Her thoughts were new to the colonel. Nobody except a few foolish people in the Street, anxious to sell less valuable securities, and utterly unable to grasp the great merits of the Cartersville and Warrentown Air Line Railroad plan, had ever before advanced any such ideas in his presence. He loosened his hands from the yarn, and took a seat by the window. His aunt's misgivings had evidently so thoroughly disturbed him that for an instant I could see traces of a certain offended dignity, coupled with a nervous anxiety lest her inquiries had shaken my own confidence in his scheme.
He began at once to reassure me. There was nothing to be uneasy about. Look at the bonds!

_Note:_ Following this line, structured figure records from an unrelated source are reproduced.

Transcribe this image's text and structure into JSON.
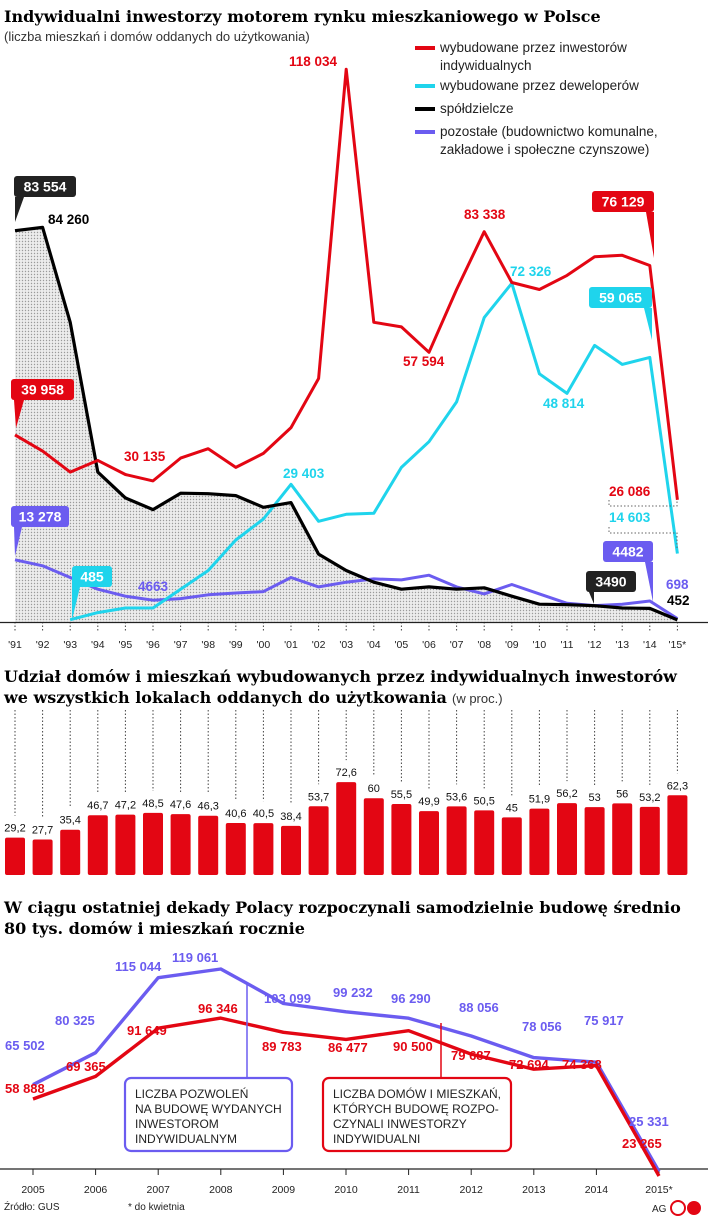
{
  "chart_data": [
    {
      "type": "line",
      "title": "Indywidualni inwestorzy motorem rynku mieszkaniowego w Polsce",
      "subtitle": "(liczba mieszkań i domów oddanych do użytkowania)",
      "x": [
        "'91",
        "'92",
        "'93",
        "'94",
        "'95",
        "'96",
        "'97",
        "'98",
        "'99",
        "'00",
        "'01",
        "'02",
        "'03",
        "'04",
        "'05",
        "'06",
        "'07",
        "'08",
        "'09",
        "'10",
        "'11",
        "'12",
        "'13",
        "'14",
        "'15*"
      ],
      "ylim": [
        0,
        120000
      ],
      "series": [
        {
          "name": "wybudowane przez inwestorów indywidualnych",
          "color": "#e30613",
          "values": [
            39958,
            36500,
            32000,
            34500,
            31500,
            30135,
            35000,
            37000,
            33000,
            36000,
            41500,
            52000,
            118034,
            64000,
            63000,
            57594,
            71000,
            83338,
            72500,
            71000,
            74000,
            78000,
            78300,
            76129,
            26086
          ]
        },
        {
          "name": "wybudowane przez deweloperów",
          "color": "#1fd4ec",
          "values": [
            null,
            null,
            485,
            2000,
            3000,
            3000,
            7000,
            11000,
            17500,
            22000,
            29403,
            21500,
            23000,
            23200,
            33000,
            38500,
            47000,
            65000,
            72326,
            53000,
            48814,
            59065,
            55000,
            56500,
            14603
          ]
        },
        {
          "name": "spółdzielcze",
          "color": "#000000",
          "values": [
            83554,
            84260,
            64000,
            32000,
            26500,
            24000,
            27500,
            27400,
            27000,
            24500,
            25500,
            14500,
            11000,
            8500,
            7000,
            7500,
            7000,
            7300,
            5500,
            3800,
            3700,
            3490,
            3000,
            2900,
            452
          ]
        },
        {
          "name": "pozostałe (budownictwo komunalne, zakładowe i społeczne czynszowe)",
          "color": "#6b5cf0",
          "values": [
            13278,
            12000,
            9500,
            7000,
            5500,
            4663,
            5000,
            5800,
            6200,
            6500,
            9500,
            7500,
            8500,
            9200,
            9000,
            10000,
            7500,
            6000,
            8000,
            6000,
            4000,
            3500,
            3800,
            4482,
            698
          ]
        }
      ],
      "labels": {
        "red": [
          "39 958",
          "30 135",
          "118 034",
          "57 594",
          "83 338",
          "76 129",
          "26 086"
        ],
        "cyan": [
          "485",
          "29 403",
          "72 326",
          "48 814",
          "59 065",
          "14 603"
        ],
        "black": [
          "83 554",
          "84 260",
          "3490",
          "452"
        ],
        "purple": [
          "13 278",
          "4663",
          "4482",
          "698"
        ]
      }
    },
    {
      "type": "bar",
      "title": "Udział domów i mieszkań wybudowanych przez indywidualnych inwestorów",
      "title2": "we wszystkich lokalach oddanych do użytkowania",
      "unit_note": "(w proc.)",
      "color": "#e30613",
      "categories": [
        "'91",
        "'92",
        "'93",
        "'94",
        "'95",
        "'96",
        "'97",
        "'98",
        "'99",
        "'00",
        "'01",
        "'02",
        "'03",
        "'04",
        "'05",
        "'06",
        "'07",
        "'08",
        "'09",
        "'10",
        "'11",
        "'12",
        "'13",
        "'14",
        "'15*"
      ],
      "values": [
        29.2,
        27.7,
        35.4,
        46.7,
        47.2,
        48.5,
        47.6,
        46.3,
        40.6,
        40.5,
        38.4,
        53.7,
        72.6,
        60,
        55.5,
        49.9,
        53.6,
        50.5,
        45,
        51.9,
        56.2,
        53,
        56,
        53.2,
        62.3
      ],
      "value_labels": [
        "29,2",
        "27,7",
        "35,4",
        "46,7",
        "47,2",
        "48,5",
        "47,6",
        "46,3",
        "40,6",
        "40,5",
        "38,4",
        "53,7",
        "72,6",
        "60",
        "55,5",
        "49,9",
        "53,6",
        "50,5",
        "45",
        "51,9",
        "56,2",
        "53",
        "56",
        "53,2",
        "62,3"
      ]
    },
    {
      "type": "line",
      "title": "W ciągu ostatniej dekady Polacy rozpoczynali samodzielnie budowę średnio",
      "title2": "80 tys. domów i mieszkań rocznie",
      "x": [
        "2005",
        "2006",
        "2007",
        "2008",
        "2009",
        "2010",
        "2011",
        "2012",
        "2013",
        "2014",
        "2015*"
      ],
      "series": [
        {
          "name": "LICZBA POZWOLEŃ NA BUDOWĘ WYDANYCH INWESTOROM INDYWIDUALNYM",
          "color": "#6b5cf0",
          "values": [
            65502,
            80325,
            115044,
            119061,
            103099,
            99232,
            96290,
            88056,
            78056,
            75917,
            25331
          ],
          "value_labels": [
            "65 502",
            "80 325",
            "115 044",
            "119 061",
            "103 099",
            "99 232",
            "96 290",
            "88 056",
            "78 056",
            "75 917",
            "25 331"
          ]
        },
        {
          "name": "LICZBA DOMÓW I MIESZKAŃ, KTÓRYCH BUDOWĘ ROZPOCZYNALI INWESTORZY INDYWIDUALNI",
          "color": "#e30613",
          "values": [
            58888,
            69365,
            91649,
            96346,
            89783,
            86477,
            90500,
            79687,
            72694,
            74368,
            23265
          ],
          "value_labels": [
            "58 888",
            "69 365",
            "91 649",
            "96 346",
            "89 783",
            "86 477",
            "90 500",
            "79 687",
            "72 694",
            "74 368",
            "23 265"
          ]
        }
      ],
      "box_labels": {
        "purple": [
          "LICZBA POZWOLEŃ",
          "NA BUDOWĘ WYDANYCH",
          "INWESTOROM",
          "INDYWIDUALNYM"
        ],
        "red": [
          "LICZBA DOMÓW I MIESZKAŃ,",
          "KTÓRYCH BUDOWĘ ROZPO-",
          "CZYNALI INWESTORZY",
          "INDYWIDUALNI"
        ]
      }
    }
  ],
  "footer": {
    "source": "Źródło: GUS",
    "note": "* do kwietnia",
    "credit": "AG"
  }
}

Note the perfect safety of the plan of finance—the earlier coupons omitted, the subsequent peace of the investor! The peculiar location of the road, with the ancestral estates dotted along its line! The dignity of the several stations! He could hear them now in his mind called out as they whistled down brakes: "Carter Hall! Barboursville! Talcott!" No; there was nothing about the road that should disturb his aunt. For all that a still more anxious look came into his face. He began pacing the floor, buried in deep thought, his thumbs hooked behind his back. At last he stopped and took her hand.
"Dear Nancy, if anything should happen to you it would break my heart. Don't be angry, it is only the major; but yo' talk with him has so disturbed me that I am determined to secure you against personal loss."

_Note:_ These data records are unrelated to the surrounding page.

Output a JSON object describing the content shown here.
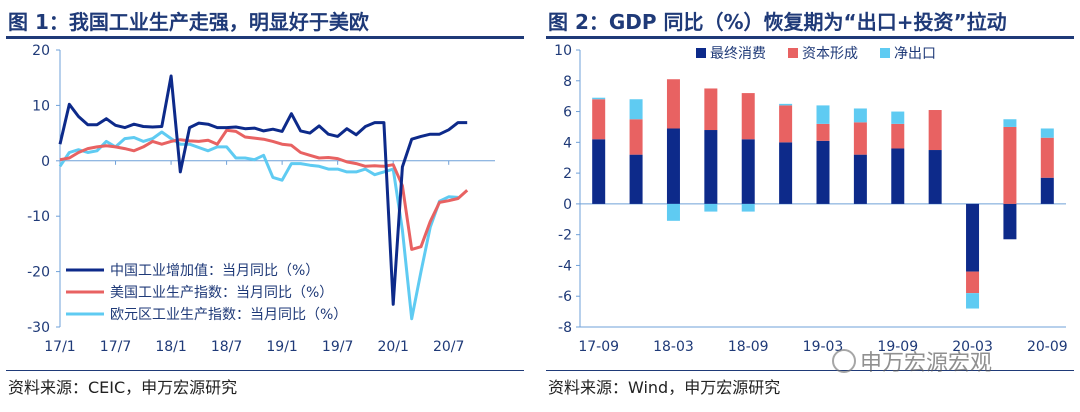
{
  "left_panel": {
    "title": "图 1：我国工业生产走强，明显好于美欧",
    "source": "资料来源：CEIC，申万宏源研究"
  },
  "right_panel": {
    "title": "图 2：GDP 同比（%）恢复期为“出口+投资”拉动",
    "source": "资料来源：Wind，申万宏源研究"
  },
  "watermark": "申万宏源宏观",
  "colors": {
    "dark_blue": "#0d2a8a",
    "red": "#e86262",
    "light_blue": "#5fcbf2",
    "title_blue": "#1f3a78"
  },
  "chart_data": [
    {
      "type": "line",
      "ylim": [
        -30,
        20
      ],
      "yticks": [
        20,
        10,
        0,
        -10,
        -20,
        -30
      ],
      "x_tick_labels": [
        "17/1",
        "17/7",
        "18/1",
        "18/7",
        "19/1",
        "19/7",
        "20/1",
        "20/7"
      ],
      "x_tick_months": [
        0,
        6,
        12,
        18,
        24,
        30,
        36,
        42
      ],
      "x_range_months": [
        0,
        47
      ],
      "series": [
        {
          "name": "中国工业增加值：当月同比（%）",
          "color": "#0d2a8a",
          "points": [
            [
              0,
              3
            ],
            [
              1,
              10.2
            ],
            [
              2,
              8
            ],
            [
              3,
              6.5
            ],
            [
              4,
              6.5
            ],
            [
              5,
              7.6
            ],
            [
              6,
              6.4
            ],
            [
              7,
              6
            ],
            [
              8,
              6.6
            ],
            [
              9,
              6.2
            ],
            [
              10,
              6.1
            ],
            [
              11,
              6.2
            ],
            [
              12,
              15.3
            ],
            [
              13,
              -2
            ],
            [
              14,
              6
            ],
            [
              15,
              6.8
            ],
            [
              16,
              6.6
            ],
            [
              17,
              6
            ],
            [
              18,
              6
            ],
            [
              19,
              6.1
            ],
            [
              20,
              5.8
            ],
            [
              21,
              5.9
            ],
            [
              22,
              5.4
            ],
            [
              23,
              5.7
            ],
            [
              24,
              5.3
            ],
            [
              25,
              8.5
            ],
            [
              26,
              5.4
            ],
            [
              27,
              5
            ],
            [
              28,
              6.3
            ],
            [
              29,
              4.8
            ],
            [
              30,
              4.4
            ],
            [
              31,
              5.8
            ],
            [
              32,
              4.7
            ],
            [
              33,
              6.2
            ],
            [
              34,
              6.9
            ],
            [
              35,
              6.9
            ],
            [
              36,
              -25.9
            ],
            [
              37,
              -1.1
            ],
            [
              38,
              3.9
            ],
            [
              39,
              4.4
            ],
            [
              40,
              4.8
            ],
            [
              41,
              4.8
            ],
            [
              42,
              5.6
            ],
            [
              43,
              6.9
            ],
            [
              44,
              6.9
            ]
          ]
        },
        {
          "name": "美国工业生产指数：当月同比（%）",
          "color": "#e86262",
          "points": [
            [
              0,
              0.2
            ],
            [
              1,
              0.5
            ],
            [
              2,
              1.5
            ],
            [
              3,
              2.2
            ],
            [
              4,
              2.5
            ],
            [
              5,
              2.7
            ],
            [
              6,
              2.5
            ],
            [
              7,
              2.2
            ],
            [
              8,
              1.8
            ],
            [
              9,
              2.5
            ],
            [
              10,
              3.5
            ],
            [
              11,
              3
            ],
            [
              12,
              3.5
            ],
            [
              13,
              3.8
            ],
            [
              14,
              3.6
            ],
            [
              15,
              3.5
            ],
            [
              16,
              3.7
            ],
            [
              17,
              3
            ],
            [
              18,
              5.5
            ],
            [
              19,
              5.3
            ],
            [
              20,
              4.3
            ],
            [
              21,
              4.1
            ],
            [
              22,
              3.9
            ],
            [
              23,
              3.5
            ],
            [
              24,
              3
            ],
            [
              25,
              2.8
            ],
            [
              26,
              1.5
            ],
            [
              27,
              1
            ],
            [
              28,
              0.5
            ],
            [
              29,
              0.6
            ],
            [
              30,
              0.4
            ],
            [
              31,
              -0.2
            ],
            [
              32,
              -0.5
            ],
            [
              33,
              -1
            ],
            [
              34,
              -0.9
            ],
            [
              35,
              -1
            ],
            [
              36,
              -0.7
            ],
            [
              37,
              -4.5
            ],
            [
              38,
              -16
            ],
            [
              39,
              -15.5
            ],
            [
              40,
              -11
            ],
            [
              41,
              -7.5
            ],
            [
              42,
              -7.2
            ],
            [
              43,
              -6.8
            ],
            [
              44,
              -5.3
            ]
          ]
        },
        {
          "name": "欧元区工业生产指数：当月同比（%）",
          "color": "#5fcbf2",
          "points": [
            [
              0,
              -1
            ],
            [
              1,
              1.5
            ],
            [
              2,
              2
            ],
            [
              3,
              1.5
            ],
            [
              4,
              1.8
            ],
            [
              5,
              3.5
            ],
            [
              6,
              2.5
            ],
            [
              7,
              4
            ],
            [
              8,
              4.2
            ],
            [
              9,
              3.5
            ],
            [
              10,
              4
            ],
            [
              11,
              5.2
            ],
            [
              12,
              4
            ],
            [
              13,
              3
            ],
            [
              14,
              3
            ],
            [
              15,
              2.4
            ],
            [
              16,
              1.8
            ],
            [
              17,
              2.5
            ],
            [
              18,
              2.5
            ],
            [
              19,
              0.5
            ],
            [
              20,
              0.5
            ],
            [
              21,
              0.2
            ],
            [
              22,
              1
            ],
            [
              23,
              -3
            ],
            [
              24,
              -3.5
            ],
            [
              25,
              -0.5
            ],
            [
              26,
              -0.5
            ],
            [
              27,
              -0.8
            ],
            [
              28,
              -1
            ],
            [
              29,
              -1.5
            ],
            [
              30,
              -1.5
            ],
            [
              31,
              -2
            ],
            [
              32,
              -2
            ],
            [
              33,
              -1.5
            ],
            [
              34,
              -2.5
            ],
            [
              35,
              -2
            ],
            [
              36,
              -1.5
            ],
            [
              37,
              -12.5
            ],
            [
              38,
              -28.5
            ],
            [
              39,
              -20
            ],
            [
              40,
              -12
            ],
            [
              41,
              -7.3
            ],
            [
              42,
              -6.5
            ],
            [
              43,
              -6.6
            ]
          ]
        }
      ]
    },
    {
      "type": "bar",
      "stacked": true,
      "ylim": [
        -8,
        10
      ],
      "yticks": [
        10,
        8,
        6,
        4,
        2,
        0,
        -2,
        -4,
        -6,
        -8
      ],
      "x_tick_labels": [
        "17-09",
        "18-03",
        "18-09",
        "19-03",
        "19-09",
        "20-03",
        "20-09"
      ],
      "categories": [
        "17-09",
        "17-12",
        "18-03",
        "18-06",
        "18-09",
        "18-12",
        "19-03",
        "19-06",
        "19-09",
        "19-12",
        "20-03",
        "20-06",
        "20-09"
      ],
      "series": [
        {
          "name": "最终消费",
          "color": "#0d2a8a",
          "values": [
            4.2,
            3.2,
            4.9,
            4.8,
            4.2,
            4,
            4.1,
            3.2,
            3.6,
            3.5,
            -4.4,
            -2.3,
            1.7
          ]
        },
        {
          "name": "资本形成",
          "color": "#e86262",
          "values": [
            2.6,
            2.3,
            3.2,
            2.7,
            3,
            2.4,
            1.1,
            2.1,
            1.6,
            2.6,
            -1.4,
            5,
            2.6
          ]
        },
        {
          "name": "净出口",
          "color": "#5fcbf2",
          "values": [
            0.1,
            1.3,
            -1.1,
            -0.5,
            -0.5,
            0.1,
            1.2,
            0.9,
            0.8,
            0,
            -1,
            0.5,
            0.6
          ]
        }
      ]
    }
  ]
}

Miss Nancy raised her eyes wonderingly. She evidently did not catch his meaning.
"You have been good enough, my dear, to advance me certain sums of money which I still owe. I want to pay these now."
"But, George, you"—
"My dearest Nancy,"—and he stooped down, and kissed her cheek,—"I will have my way. Of co'se you didn't mean anything, only I cannot let another hour pass with these accounts unsettled. Think, Nancy; it is my right. The delay affects my honor."
The little lady dropped her knitting on the floor, and looked at me in a helpless way.
The colonel opened the table drawer, and handed me pen and ink.
"Now, Major, take this sheet of paper and draw a note of hand."